Solving Finite Difference Equation: a_{n+1} - a_{n} = n^2

[Pyrrhus]

Difference Equation

Hello, can anyone offer any insight on this equation? . I am very very rusty on solving this type of equations.

$$a_{n+1} - a_{n} = n^2$$

 

[Cyrus]

Never even seen that one before

 

[0rthodontist]

Use the method of undetermined coefficients.
Homogeneous solution: C, a constant
Particular solution: a quadratic in n
multiply the particular by n so that it shares no terms with the homogeneous, and you get a cubic:
a_n = An^3 + Bn^2 + Cn + D
Then solve for A, B, C, D. You will need a base case.
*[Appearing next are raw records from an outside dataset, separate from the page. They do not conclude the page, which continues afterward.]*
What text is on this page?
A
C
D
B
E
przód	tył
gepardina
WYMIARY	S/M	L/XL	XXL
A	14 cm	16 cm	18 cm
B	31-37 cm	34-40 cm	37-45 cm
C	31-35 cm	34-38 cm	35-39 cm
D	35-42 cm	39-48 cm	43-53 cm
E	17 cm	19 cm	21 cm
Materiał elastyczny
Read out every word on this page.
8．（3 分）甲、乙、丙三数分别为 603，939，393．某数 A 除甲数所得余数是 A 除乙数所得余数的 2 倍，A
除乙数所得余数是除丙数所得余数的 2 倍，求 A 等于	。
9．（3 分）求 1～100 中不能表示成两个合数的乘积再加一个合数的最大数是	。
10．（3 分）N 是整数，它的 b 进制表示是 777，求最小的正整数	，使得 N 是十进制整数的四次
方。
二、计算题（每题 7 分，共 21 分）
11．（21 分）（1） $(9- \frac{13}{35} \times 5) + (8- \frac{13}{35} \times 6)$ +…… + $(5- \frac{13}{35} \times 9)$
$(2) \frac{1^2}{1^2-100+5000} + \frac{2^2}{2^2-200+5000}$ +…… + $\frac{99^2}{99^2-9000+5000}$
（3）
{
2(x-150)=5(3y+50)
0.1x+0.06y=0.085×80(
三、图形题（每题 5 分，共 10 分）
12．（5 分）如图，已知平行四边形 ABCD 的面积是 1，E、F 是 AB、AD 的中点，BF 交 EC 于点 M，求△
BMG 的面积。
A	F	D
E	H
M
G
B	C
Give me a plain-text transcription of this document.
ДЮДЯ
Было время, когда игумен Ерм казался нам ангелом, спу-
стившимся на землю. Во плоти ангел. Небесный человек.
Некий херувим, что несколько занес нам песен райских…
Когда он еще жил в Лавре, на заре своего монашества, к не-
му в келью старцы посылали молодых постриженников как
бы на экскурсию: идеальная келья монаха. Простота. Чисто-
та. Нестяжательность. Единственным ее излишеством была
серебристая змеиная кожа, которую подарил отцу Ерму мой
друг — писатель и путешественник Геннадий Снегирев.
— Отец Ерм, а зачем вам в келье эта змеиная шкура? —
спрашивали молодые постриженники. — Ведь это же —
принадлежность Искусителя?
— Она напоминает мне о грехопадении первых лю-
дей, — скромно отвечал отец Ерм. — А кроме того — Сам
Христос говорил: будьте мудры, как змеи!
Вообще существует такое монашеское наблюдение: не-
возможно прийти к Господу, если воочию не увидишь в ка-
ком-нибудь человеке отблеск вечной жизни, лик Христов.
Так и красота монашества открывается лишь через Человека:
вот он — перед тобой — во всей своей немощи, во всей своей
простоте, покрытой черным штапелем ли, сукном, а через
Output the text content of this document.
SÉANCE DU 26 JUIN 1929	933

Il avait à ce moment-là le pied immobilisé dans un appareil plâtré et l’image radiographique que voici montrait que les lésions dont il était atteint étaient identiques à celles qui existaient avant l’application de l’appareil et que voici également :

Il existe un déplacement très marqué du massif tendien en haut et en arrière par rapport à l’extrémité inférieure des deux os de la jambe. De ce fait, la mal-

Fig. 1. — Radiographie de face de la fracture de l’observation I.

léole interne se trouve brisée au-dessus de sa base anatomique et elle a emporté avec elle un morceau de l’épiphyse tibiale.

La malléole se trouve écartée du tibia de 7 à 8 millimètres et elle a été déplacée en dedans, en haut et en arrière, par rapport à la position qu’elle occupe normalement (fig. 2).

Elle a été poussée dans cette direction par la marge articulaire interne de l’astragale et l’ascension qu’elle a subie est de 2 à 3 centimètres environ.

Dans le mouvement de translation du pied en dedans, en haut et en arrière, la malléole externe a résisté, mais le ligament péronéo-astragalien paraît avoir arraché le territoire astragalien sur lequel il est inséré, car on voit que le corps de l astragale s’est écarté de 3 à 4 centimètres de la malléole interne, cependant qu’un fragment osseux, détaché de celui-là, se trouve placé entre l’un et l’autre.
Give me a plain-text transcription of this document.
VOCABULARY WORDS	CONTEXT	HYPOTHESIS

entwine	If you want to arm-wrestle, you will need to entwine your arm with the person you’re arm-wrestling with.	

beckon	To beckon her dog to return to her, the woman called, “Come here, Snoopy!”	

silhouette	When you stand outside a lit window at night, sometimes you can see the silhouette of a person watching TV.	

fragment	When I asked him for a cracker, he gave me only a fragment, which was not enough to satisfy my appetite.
Edit: alternatively you could just look up the well-known formula for the sum of the first n squares.

 

[Pyrrhus]

Use the method of undetermined coefficients.
Homogeneous solution: C, a constant
Particular solution: a quadratic in n
multiply the particular by n so that it shares no terms with the homogeneous, and you get a cubic:
a_n = An^3 + Bn^2 + Cn + D
Then solve for A, B, C, D. You will need a base case.

Edit: alternatively you could just look up the well-known formula for the sum of the first n squares.

Thanks, exactly what i was looking for.